Consider the space that had long hosted Harold’s Outlet in Norman: within the last six years, restaurants offering cuisine from sushi to barbecue to burgers have come and gone from under its roof. Good Life Dining has established a lasting local favorite in one side of the building with the excellent gastropub Blackbird; now they’re hoping to replicate that feat on the structure’s southern end with a taste of the deep South, in the form of Jax Soul Kitchen.

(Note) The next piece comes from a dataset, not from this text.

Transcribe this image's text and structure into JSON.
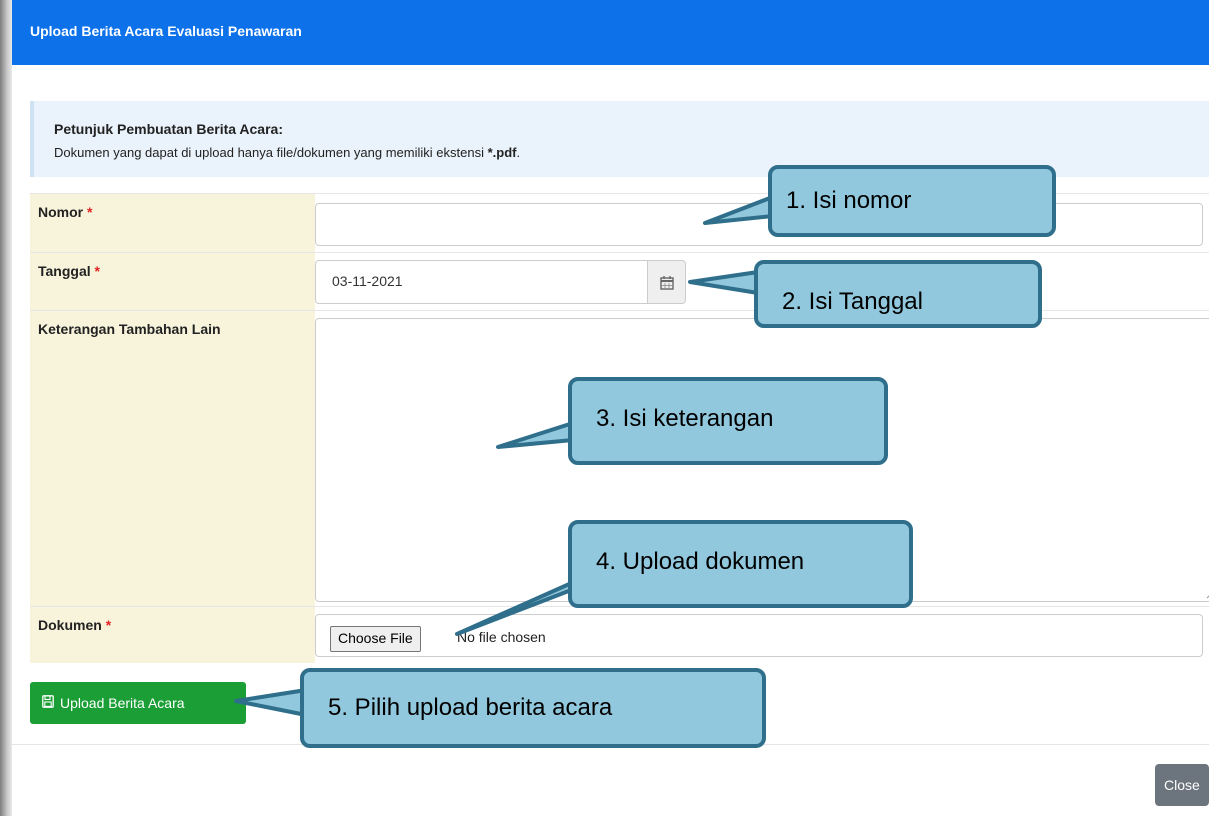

The space in which they do their delicious work is a striking one: the entrance wall on the west of the building is the short side, and the main room feels all the larger thanks to the high ceilings and massive, lengthy wooden bar. There’s also a separate area in back with leather love seats and a more lounge-like ambience, but both times I’ve been, I sat at a smaller table by the window to get a better view of the bar. With its tall chairs, underside lighting and stained glass accents overhead, it makes a beautiful showpiece that emphasizes the room’s depth. After a bare handful of months, the space is still too new to feel authentic, but it should age well; a slight patina of time will do wonders for the vibe. A lived-in, slightly shabby feel often benefits soul food, after all.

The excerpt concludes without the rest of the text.